The
benchmark Sensex today plummeted by 855 points in its worst crash in
five and a half years as stock markets globally went into a tailspin
amid speculation about probable exit of Greece from the Euro region
and oil prices cracking below USD 50 per barrel mark. The Nifty also
tanked 251 points, or 3 per cent. Both the bellwether indices closed
at more-than two-week lows. Panic selling sent markets on a free fall
with losses across sectors, traders said, adding that investor wealth
plunged by nearly Rs 3 trillion as four counters fell for one that
rose. Oil prices continued to drop, with the US benchmark contract
briefly falling below USD 50 a barrel for the first time in more than
five years on concerns about ample global supplies and weakening
economic growth. Oil & Gas, realty, metal, capital goods, auto,
consumer durable and Banking shares took the lead in the downslide.

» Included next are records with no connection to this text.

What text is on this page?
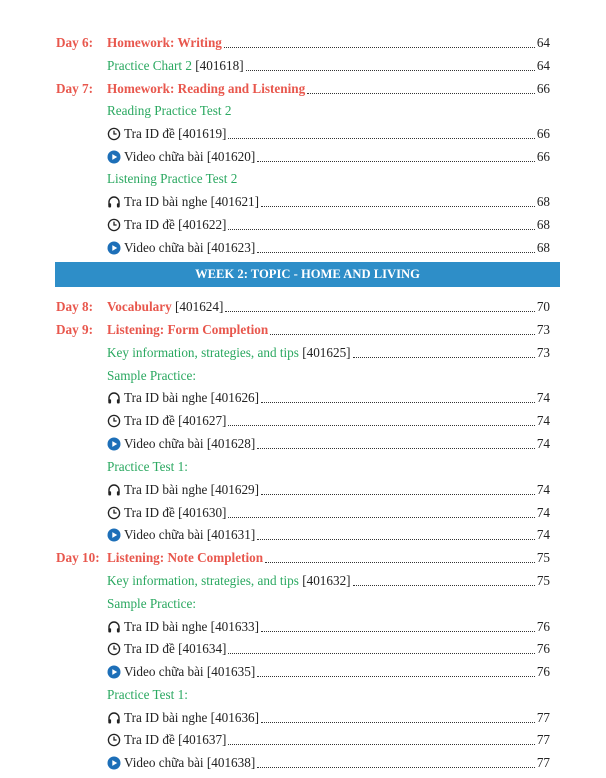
Day 6: Homework: Writing	64
Practice Chart 2 [401618]	64
Day 7: Homework: Reading and Listening	66
Reading Practice Test 2
Tra ID đề [401619]	66
Video chữa bài [401620]	66
Listening Practice Test 2
Tra ID bài nghe [401621]	68
Tra ID đề [401622]	68
Video chữa bài [401623]	68
WEEK 2: TOPIC - HOME AND LIVING
Day 8: Vocabulary [401624]	70
Day 9: Listening: Form Completion	73
Key information, strategies, and tips [401625]	73
Sample Practice:
Tra ID bài nghe [401626]	74
Tra ID đề [401627]	74
Video chữa bài [401628]	74
Practice Test 1:
Tra ID bài nghe [401629]	74
Tra ID đề [401630]	74
Video chữa bài [401631]	74
Day 10: Listening: Note Completion	75
Key information, strategies, and tips [401632]	75
Sample Practice:
Tra ID bài nghe [401633]	76
Tra ID đề [401634]	76
Video chữa bài [401635]	76
Practice Test 1:
Tra ID bài nghe [401636]	77
Tra ID đề [401637]	77
Video chữa bài [401638]	77
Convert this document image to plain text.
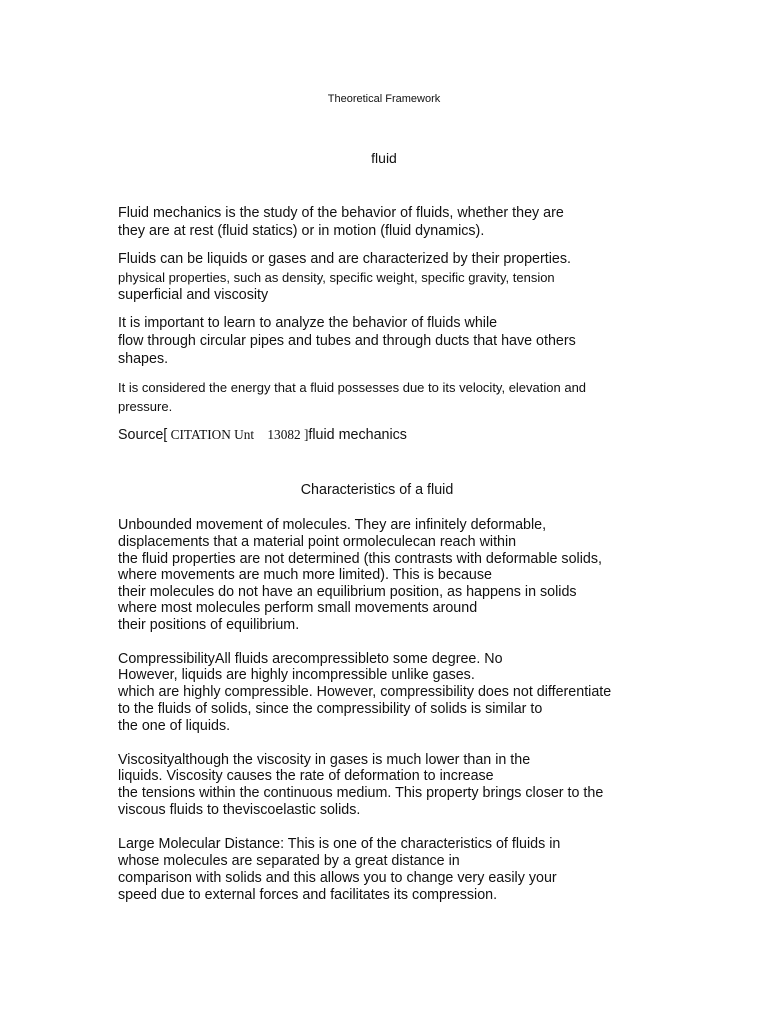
Theoretical Framework
fluid
Fluid mechanics is the study of the behavior of fluids, whether they are
they are at rest (fluid statics) or in motion (fluid dynamics).
Fluids can be liquids or gases and are characterized by their properties.
physical properties, such as density, specific weight, specific gravity, tension
superficial and viscosity
It is important to learn to analyze the behavior of fluids while
flow through circular pipes and tubes and through ducts that have others
shapes.
It is considered the energy that a fluid possesses due to its velocity, elevation and
pressure.
Source[ CITATION Unt    13082 ]fluid mechanics
Characteristics of a fluid
Unbounded movement of molecules. They are infinitely deformable,
displacements that a material point ormoleculecan reach within
the fluid properties are not determined (this contrasts with deformable solids,
where movements are much more limited). This is because
their molecules do not have an equilibrium position, as happens in solids
where most molecules perform small movements around
their positions of equilibrium.
CompressibilityAll fluids arecompressibleto some degree. No
However, liquids are highly incompressible unlike gases.
which are highly compressible. However, compressibility does not differentiate
to the fluids of solids, since the compressibility of solids is similar to
the one of liquids.
Viscosityalthough the viscosity in gases is much lower than in the
liquids. Viscosity causes the rate of deformation to increase
the tensions within the continuous medium. This property brings closer to the
viscous fluids to theviscoelastic solids.
Large Molecular Distance: This is one of the characteristics of fluids in
whose molecules are separated by a great distance in
comparison with solids and this allows you to change very easily your
speed due to external forces and facilitates its compression.
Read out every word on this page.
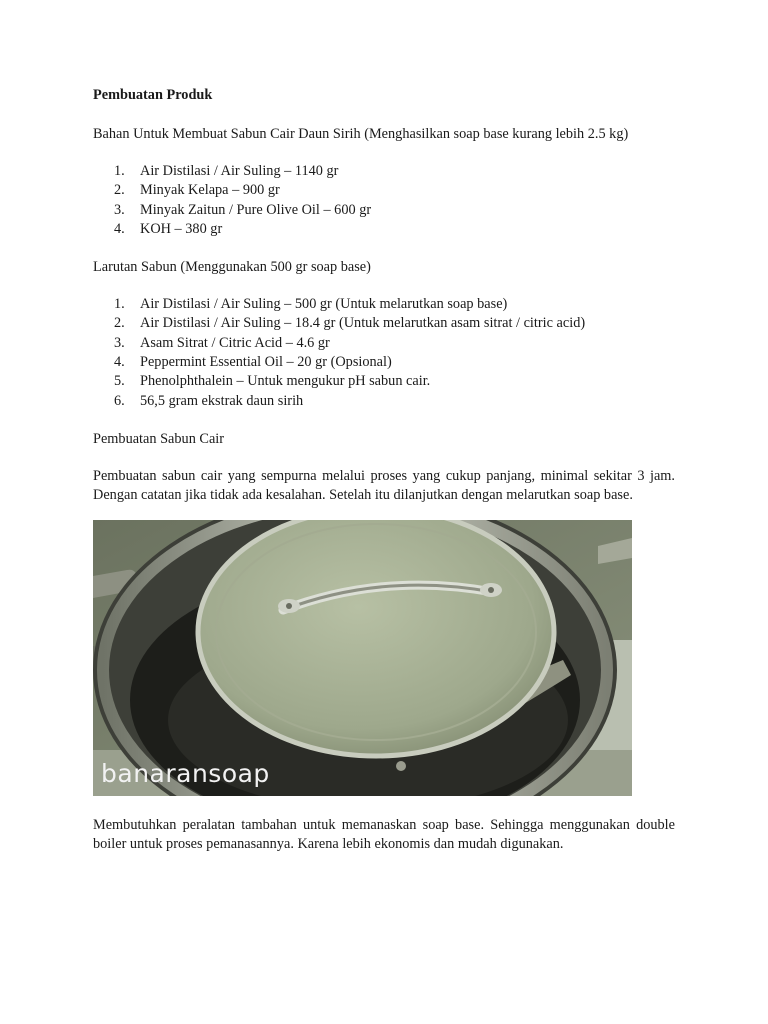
Pembuatan Produk

Bahan Untuk Membuat Sabun Cair Daun Sirih (Menghasilkan soap base kurang lebih 2.5 kg)

1.	Air Distilasi / Air Suling – 1140 gr
2.	Minyak Kelapa – 900 gr
3.	Minyak Zaitun / Pure Olive Oil – 600 gr
4.	KOH – 380 gr

Larutan Sabun (Menggunakan 500 gr soap base)

1.	Air Distilasi / Air Suling – 500 gr (Untuk melarutkan soap base)
2.	Air Distilasi / Air Suling – 18.4 gr (Untuk melarutkan asam sitrat / citric acid)
3.	Asam Sitrat / Citric Acid – 4.6 gr
4.	Peppermint Essential Oil – 20 gr (Opsional)
5.	Phenolphthalein – Untuk mengukur pH sabun cair.
6.	56,5 gram ekstrak daun sirih

Pembuatan Sabun Cair

Pembuatan sabun cair yang sempurna melalui proses yang cukup panjang, minimal sekitar 3 jam. Dengan catatan jika tidak ada kesalahan. Setelah itu dilanjutkan dengan melarutkan soap base.

banaransoap

Membutuhkan peralatan tambahan untuk memanaskan soap base. Sehingga menggunakan double boiler untuk proses pemanasannya. Karena lebih ekonomis dan mudah digunakan.
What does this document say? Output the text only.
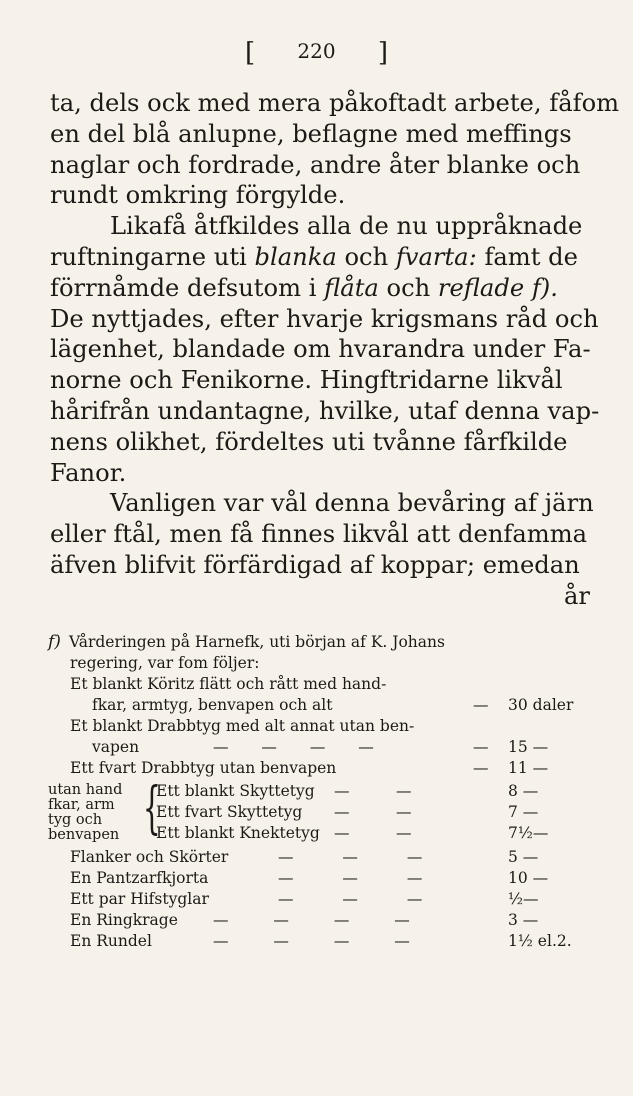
[ 220 ]
ta, dels ock med mera påkoftadt arbete, fåfom
en del blå anlupne, beflagne med meffings
naglar och fordrade, andre åter blanke och
rundt omkring förgylde.
Likafå åtfkildes alla de nu uppråknade
ruftningarne uti blanka och fvarta: famt de
förrnåmde defsutom i flåta och reflade f).
De nyttjades, efter hvarje krigsmans råd och
lägenhet, blandade om hvarandra under Fa-
norne och Fenikorne. Hingftridarne likvål
hårifrån undantagne, hvilke, utaf denna vap-
nens olikhet, fördeltes uti tvånne fårfkilde
Fanor.
Vanligen var vål denna bevåring af järn
eller ftål, men få finnes likvål att denfamma
äfven blifvit förfärdigad af koppar; emedan
år
f) Vårderingen på Harnefk, uti början af K. Johans
regering, var fom följer:
Et blankt Köritz flätt och rått med hand-
fkar, armtyg, benvapen och alt	— 30 daler
Et blankt Drabbtyg med alt annat utan ben-
vapen	— — — —	— 15 —
Ett fvart Drabbtyg utan benvapen	— 11 —
utan hand fkar, arm tyg och benvapen {
Ett blankt Skyttetyg —	—	8 —
Ett fvart Skyttetyg —	—	7 —
Ett blankt Knektetyg —	—	7½—
Flanker och Skörter	— — —	5 —
En Pantzarfkjorta	— — —	10 —
Ett par Hifstyglar	— — —	½—
En Ringkrage — — — —	3 —
En Rundel	— — — —	1½ el.2.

"Markets globally remained weak. Speculation about probable exit
of Greece from the Euro region and faltering oil prices too
contributed towards grim market mood," said Bonanza Portfolio
Senior Vice President Rakesh Goyal.
The BSE 30-share gauge resumed
with a downside gap and gradually moved southwards to break
27,000-mark to a low of 26,937.06 before concluding at 26,987.46 --
logging a steep fall of 854.86 points or 3.07 per cent. This its
worst drop since 869.65-point crash on July 6, 2009. As many as 29
out of 30 Sensex-based scrips closed in the red with the biggest
loser ONGC falling 6 per cent while HUL was the lone gainer. In
tandem with overall trends, the BSE small-cap and mid-cap indices
lost 2.95 per cent each respectively. The 50-issue NSE Nifty stumbled
by 251.05 points, or 3.00 per cent, to end near 8,100-level at
8,127.35. As stock markets crashed sharply, the marketplace was rife
with speculation about a 'fat finger trade' in a future contract of
benchmark Nifty even as NSE officials maintained that trading was
normal. Fears mounted that an election in embattled Greece later this
month could put the opposition anti-austerity party Syriza in power,
jeopardizing the country's economic reforms mandated by the
international financial rescue, analysts said. Japan's Nikkei led an
Asian share slump following painful losses in New York and Europe.
Asian
markets ended sharply lower after stocks on Wall Street declined
overnight following the relentless fall in oil prices. Indices in
Japan, Hong Kong, Singapore, Taiwan, Singapore and South Korea fell
by 0.32-0.99 per cent. However, Shanghai Composite moved up by 0.03
per cent. European stocks were also trading lower as indices in
France, Germany and the UK fell 0.24-1.13 per cent. Meanwhile,
provisional data showed that foreign portfolio investors bought
shares worth net Rs 472 crore yesterday. Major Sensex losers include
ONGC (5.89 per cent), Sesa Sterlite (5.09 per cent), Tata Steel (4.88
per cent), HDFC (4.69 per cent), Reliance Industries (4.67 per cent),
BHEL (4.45 per cent) and Tata Motors (4.39 per cent). ICICI Bank
(4.20 per cent), SBI (4.05 per cent), Tata Power (3.92 per cent), TCS
(3.60 per cent), Axis Bank (3.54 per cent), Hero Motocorp (3.43 per
cent), Larsen & Toubro (3.38 per cent), Gail (3.20 per cent) and
NTPC (3.13 per cent) also logged shap losses. "The sharp fall in
markets came as a surprise and was likely driven by the weak global
markets. There are concerns about the weakness in the global economy
(crude prices have been falling sharply) as well as the after–effects
of a potential exit of Greece from EU," said Kotak Securities,
Head of Private Client Group Research, Dipen Shah. Among the S&P
BSE sectoral indices, Oil&Gas 4.17 per cent followed by Realty
3.66 per cent, Metal 3.49 per cent, Capital Goods 3.24 per cent,
Power 3.13 per cent, Consumer Durables 3.09 per cent, Bankex 3.03 per
cent, Auto 2.65 per cent and IT 2.53 per cent. Total market breadth
turned negative as 2,253 stocks ended with losses while 644 finished
with gains and 58 ruled steady. Total turnover rose to Rs 3,139.15
crore from Rs 2,729.17 crore yesterday.